Thursday, 6 December 2007

I am laptop-less, but disk-ful

Today I went for the second time[1] to emag's service[2] to have my laptop's[*] battery replaced since it was powering the laptop only for 15 (yes, fifteen) minutes. This after only 11 months since I bought the laptop[**].

I didn't observed this drastic reduction until recently (last time I remember was about 1 hour and 50 minutes, back in August), because I wasn't so mobile since August.

To make the long story short, I had to: wait, wait, argue, wait, argue, talk normally to the manager, wait, wait, argue, argue, observe sheer contempt from the personal when I asked again for the manager, talked normally to the manager, left after 4-5 hours wasted (+2 yesterday).

All this just to be able to keep my data safe by holding on to my hard disk, since they insisted they wanted the whole laptop[3], and making them write on the warranty receipt they were the ones who pulled out the HDD (I might be over-cautious/paranoid, but I wouldn't trust emag with the garbage bin).
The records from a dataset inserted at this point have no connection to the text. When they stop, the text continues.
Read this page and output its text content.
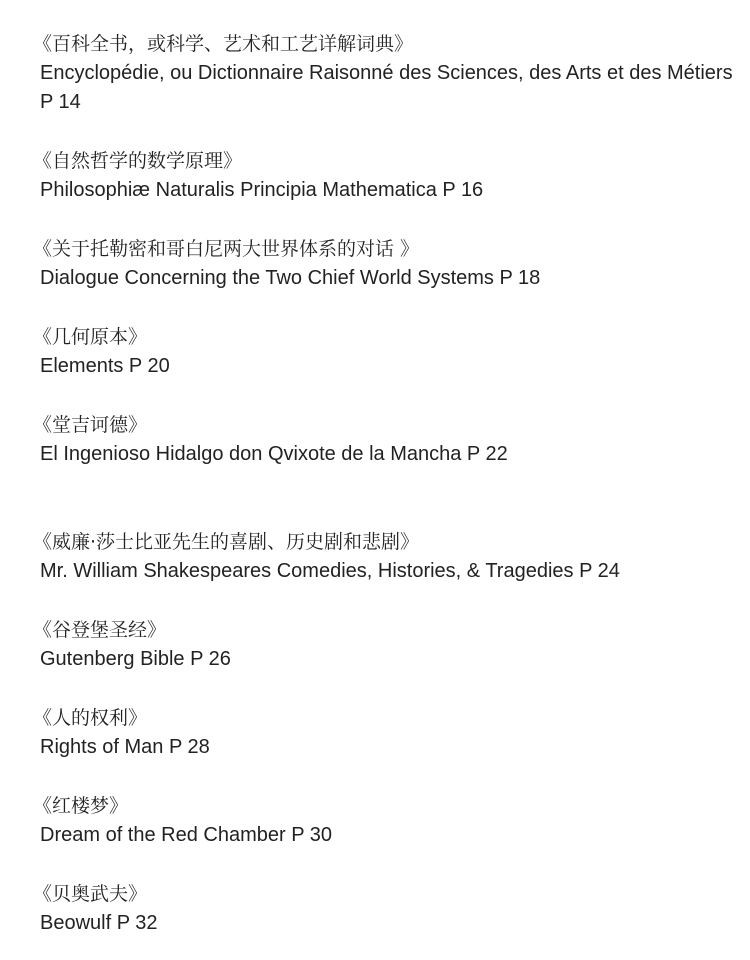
《百科全书，或科学、艺术和工艺详解词典》
Encyclopédie, ou Dictionnaire Raisonné des Sciences, des Arts et des Métiers P 14
《自然哲学的数学原理》
Philosophiæ Naturalis Principia Mathematica P 16
《关于托勒密和哥白尼两大世界体系的对话 》
Dialogue Concerning the Two Chief World Systems P 18
《几何原本》
Elements P 20
《堂吉诃德》
El Ingenioso Hidalgo don Qvixote de la Mancha P 22
《威廉·莎士比亚先生的喜剧、历史剧和悲剧》
Mr. William Shakespeares Comedies, Histories, & Tragedies P 24
《谷登堡圣经》
Gutenberg Bible P 26
《人的权利》
Rights of Man P 28
《红楼梦》
Dream of the Red Chamber P 30
《贝奥武夫》
Beowulf P 32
Now I am on a forced vacation away from Debian for an undefined time, although I might be able to send mails and do make small patches from work.


Hey, emag:
  • teach your employees to behave properly like the manager did! (I don't remember her name, sorry, I'm really bad with names)
  • you'd better redirect clients with broken hardware to the actual services instead of acting like a useless buffer when is clear you're over your heads
  • simple and obvious defects like it was in my case (I could have proven it in exactly 15 minutes) should be handled with minimum impact for the client, for example, keep the faulty battery, but let me take home the laptop


[*] Dell Inspiron 6400 / E1505
[**] when I think the long battery time was one of the most important points, it looks ridiculous now to have such a bad degradation in such a short time

[1] first was yesterday, but due to some support person's incompetence I had to postpone - I asked two questions, they gave me two wrong answers
[2] after all this I wouldn't recommend emag to anyone
[3] You might ask why would they need the whole laptop for a clear 'battery is broken' complaint? Apparently "the service can't test the batteries without the laptop". They probably have neither any spare laptops nor dedicated equipment to measure batteries.

4 comments:

Chealer said...

You seem so lucky :)

At the risk of hijacking your blog...I ordered an ASUS barebone including a battery (over 3 hours) in August 2005. 4 months later a friend who did the same and me asked for a first warranty since the battery was faulty and wouldn't charge past 80% anymore. In May 2007, ASUS's warranty was over, but my battery didn't last more than 10 minutes. I ordered a new battery on 2007-07-15 from NCIX, the reseller which sold us the barebone, as a "special order". After 2 months, I contacted NCIX and they admitted they were unable to get the battery. Eventually I succeeded to get them to write a letter stating that for Mastercard. It was pretty obvious at this point that there were no more batteries for M7A available. After much waiting after Mastercard, they pointed me to a store which offered the battery...also as a special order. I had to do a deposit, and I'm already waiting since 2 weeks.

So, maybe you're better with etag than Mastercard's extended "warranty" :)

Anonymous said...

For ASUS it seems to be a BIOS/software issue:

http://www.notebookreview.com/default.asp?newsID=3537

Chealer said...

anonymous, it doesn't seem to be the problem, but thanks, it's interesting anyway.

Andreya said...
This comment has been removed by a blog administrator.